We tested kvm-qemu.git master. It turns out there are some command line options that will make Qemu perform better but we've yet to test them.

It's never going to be an apples to apples comparison but it goes to show how important _sane default values_ are. I'm willing to bet most people don't know about all the Qemu magic that makes things run faster (which is especially important for virtualized I/O).

And just to set the record straight: the only reason we did the comparison was to see how *badly* we'd compare against Qemu. Turns out we didn't do badly at all so there was no point in hiding our results - even if we have to eat our hats later on!

Disclaimer: I contribute to the tools/kvm project.

Native Linux KVM tool v2

Posted Jun 17, 2011 13:53 UTC (Fri) by aliguori (subscriber, #30636) [Link]

From Pekka:

It turns out we were benchmarking the wrong guest kernel version for
qemu-kvm which is why it performed so much worse. Here's a summary of
qemu-kvm beating tools/kvm:

https://raw.github.com/gist/1029359/9f9a714ecee64802c08a3455971e410d5029370b/gistfile1.txt

I'd ask for a brown paper bag if I wasn't so busy eating my hat at the moment.

Native Linux KVM tool v2

Posted Jun 16, 2011 6:34 UTC (Thu) by penberg (guest, #30234) [Link] (5 responses)
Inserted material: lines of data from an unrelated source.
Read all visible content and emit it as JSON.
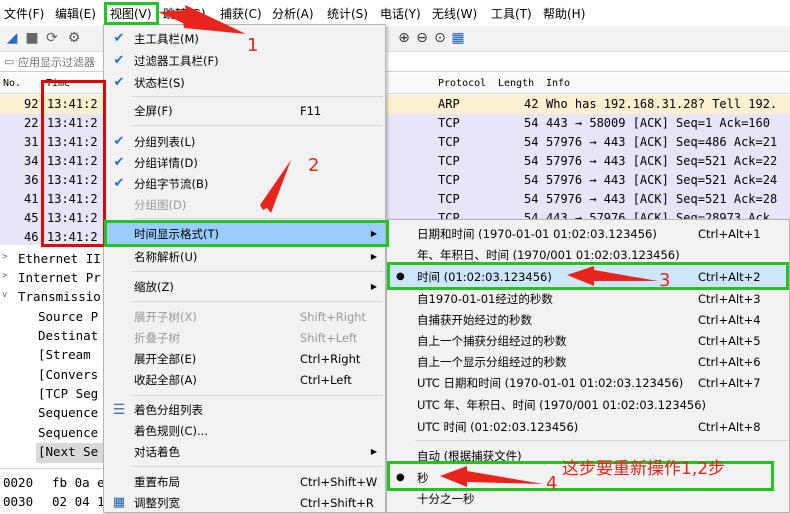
{
  "menubar": {
    "items": [
      "文件(F)",
      "编辑(E)",
      "视图(V)",
      "跳转(G)",
      "捕获(C)",
      "分析(A)",
      "统计(S)",
      "电话(Y)",
      "无线(W)",
      "工具(T)",
      "帮助(H)"
    ]
  },
  "filter": {
    "placeholder": "应用显示过滤器"
  },
  "packet_list": {
    "headers": {
      "no": "No.",
      "time": "Time",
      "protocol": "Protocol",
      "length": "Length",
      "info": "Info"
    },
    "rows": [
      {
        "no": "92",
        "time": "13:41:2",
        "protocol": "ARP",
        "length": "42",
        "info": "Who has 192.168.31.28? Tell 192."
      },
      {
        "no": "22",
        "time": "13:41:2",
        "protocol": "TCP",
        "length": "54",
        "info": "443 → 58009 [ACK] Seq=1 Ack=160"
      },
      {
        "no": "31",
        "time": "13:41:2",
        "protocol": "TCP",
        "length": "54",
        "info": "57976 → 443 [ACK] Seq=486 Ack=21"
      },
      {
        "no": "34",
        "time": "13:41:2",
        "protocol": "TCP",
        "length": "54",
        "info": "57976 → 443 [ACK] Seq=521 Ack=22"
      },
      {
        "no": "36",
        "time": "13:41:2",
        "protocol": "TCP",
        "length": "54",
        "info": "57976 → 443 [ACK] Seq=521 Ack=24"
      },
      {
        "no": "41",
        "time": "13:41:2",
        "protocol": "TCP",
        "length": "54",
        "info": "57976 → 443 [ACK] Seq=521 Ack=28"
      },
      {
        "no": "45",
        "time": "13:41:2",
        "protocol": "TCP",
        "length": "54",
        "info": "443 → 57976 [ACK] Seq=28973 Ack"
      },
      {
        "no": "46",
        "time": "13:41:2",
        "protocol": "",
        "length": "",
        "info": "8"
      }
    ]
  },
  "detail": {
    "lines": [
      "Ethernet II",
      "Internet Pr",
      "Transmissio",
      "Source P",
      "Destinat",
      "[Stream",
      "[Convers",
      "[TCP Seg",
      "Sequence",
      "Sequence",
      "[Next Se"
    ]
  },
  "bytes": {
    "lines": [
      {
        "offset": "0020",
        "hex": "fb 0a e"
      },
      {
        "offset": "0030",
        "hex": "02 04 1"
      }
    ]
  },
  "view_menu": {
    "items": [
      {
        "label": "主工具栏(M)",
        "checked": true
      },
      {
        "label": "过滤器工具栏(F)",
        "checked": true
      },
      {
        "label": "状态栏(S)",
        "checked": true
      },
      {
        "label": "全屏(F)",
        "shortcut": "F11"
      },
      {
        "label": "分组列表(L)",
        "checked": true
      },
      {
        "label": "分组详情(D)",
        "checked": true
      },
      {
        "label": "分组字节流(B)",
        "checked": true
      },
      {
        "label": "分组图(D)",
        "disabled": true
      },
      {
        "label": "时间显示格式(T)",
        "submenu": true
      },
      {
        "label": "名称解析(U)",
        "submenu": true
      },
      {
        "label": "缩放(Z)",
        "submenu": true
      },
      {
        "label": "展开子树(X)",
        "shortcut": "Shift+Right",
        "disabled": true
      },
      {
        "label": "折叠子树",
        "shortcut": "Shift+Left",
        "disabled": true
      },
      {
        "label": "展开全部(E)",
        "shortcut": "Ctrl+Right"
      },
      {
        "label": "收起全部(A)",
        "shortcut": "Ctrl+Left"
      },
      {
        "label": "着色分组列表"
      },
      {
        "label": "着色规则(C)..."
      },
      {
        "label": "对话着色",
        "submenu": true
      },
      {
        "label": "重置布局",
        "shortcut": "Ctrl+Shift+W"
      },
      {
        "label": "调整列宽",
        "shortcut": "Ctrl+Shift+R"
      }
    ]
  },
  "time_format_menu": {
    "items": [
      {
        "label": "日期和时间 (1970-01-01 01:02:03.123456)",
        "shortcut": "Ctrl+Alt+1"
      },
      {
        "label": "年、年积日、时间 (1970/001 01:02:03.123456)",
        "shortcut": ""
      },
      {
        "label": "时间 (01:02:03.123456)",
        "shortcut": "Ctrl+Alt+2",
        "selected": true
      },
      {
        "label": "自1970-01-01经过的秒数",
        "shortcut": "Ctrl+Alt+3"
      },
      {
        "label": "自捕获开始经过的秒数",
        "shortcut": "Ctrl+Alt+4"
      },
      {
        "label": "自上一个捕获分组经过的秒数",
        "shortcut": "Ctrl+Alt+5"
      },
      {
        "label": "自上一个显示分组经过的秒数",
        "shortcut": "Ctrl+Alt+6"
      },
      {
        "label": "UTC 日期和时间 (1970-01-01 01:02:03.123456)",
        "shortcut": "Ctrl+Alt+7"
      },
      {
        "label": "UTC 年、年积日、时间 (1970/001 01:02:03.123456)",
        "shortcut": ""
      },
      {
        "label": "UTC 时间 (01:02:03.123456)",
        "shortcut": "Ctrl+Alt+8"
      },
      {
        "label": "自动 (根据捕获文件)",
        "shortcut": ""
      },
      {
        "label": "秒",
        "shortcut": "",
        "selected": true
      },
      {
        "label": "十分之一秒",
        "shortcut": ""
      }
    ]
  },
  "annotations": {
    "step1": "1",
    "step2": "2",
    "step3": "3",
    "step4": "4",
    "note": "这步要重新操作1,2步"
  },
  "colors": {
    "annotation_red": "#e8251c",
    "annotation_box_red": "#e00000",
    "annotation_box_green": "#22c322",
    "menu_highlight": "#99ccff",
    "row_arp": "#fbf0cf",
    "row_tcp": "#e6e5fa"
  }
}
We tested with virtio too (we didn't realize Qemu didn't use it by default!) and while Qemu performance was little better, tools/kvm still beat it with fair margin. Unfortunately I posted the non-virtio results.

That said, don't read too much into the results. It's *one benchmark* on *one machine*. If you care about performance, you'd better benchmark things yourself. The point of publishing the results is just to show that there's some real potential in tools/kvm and that Qemu probably should improve their default configuration.

Native Linux KVM tool v2

Posted Jun 16, 2011 11:07 UTC (Thu) by stefanha (subscriber, #55072) [Link] (4 responses)

Although the default configuration doesn't provide optimal performance for your particular benchmark it is a conservative configuration that is safe and compatible with all sorts of guest operating systems. The scope of qemu-kvm is different from native kvm tool - it needs to run old and broken non-Linux guests in addition to supporting cutting edge guests.

qemu-kvm users normally use virt-install or virt-manager to create VMs that are configured pretty well by default. This benchmark used the raw qemu-kvm command-line without ensuring an equivalent VM configuration - not a fair benchmark.

Native Linux KVM tool v2

Posted Jun 16, 2011 15:09 UTC (Thu) by bronson (subscriber, #4806) [Link] (3 responses)

If it takes an hour of reading manpages and tweaking command line configs to make one version fast, and the other version is fast out of the box, then that's not a fair benchmark either.

(Not saying it does, just that your position seems oversimplified)

Native Linux KVM tool v2

Posted Jun 16, 2011 22:41 UTC (Thu) by aliguori (subscriber, #30636) [Link] (2 responses)

The mode the they are using is not the default in QEMU because it's faster than bare metal assuming an otherwise uncontended system with plenty of memory to burn. The results are inconsistent and the safety of doing this depends on how well behaved your guest is.

It's usually not what people want to use even if it makes for artificially high benchmarks.

Native Linux KVM tool v2

Posted Jun 17, 2011 11:41 UTC (Fri) by Darkmere (subscriber, #53695) [Link] (1 responses)

Frankly, even when using virt-install I'm never certain if it's the right speed or not. Mostly _io_ tends to send systems into 20+ load "wait until world peace happens" even with (supposedly?) virtio enabled.

the current state of qemu-kvm is at times, a headache to deal with.

Speeding up qemu-kvm

Posted Jun 17, 2011 22:04 UTC (Fri) by jrn (subscriber, #64214) [Link]

Based on

> Some block drivers perform badly with cache=writethrough, most notably, qcow2. If performance is more important than correctness, cache=writeback should be used with qcow2.

I switched to cache=unsafe, and life became way better. The kind of tests I do in VMs let me recreate the image if there's a sudden crash, so safety is not such a worry. Not sure if virt-install does something like that.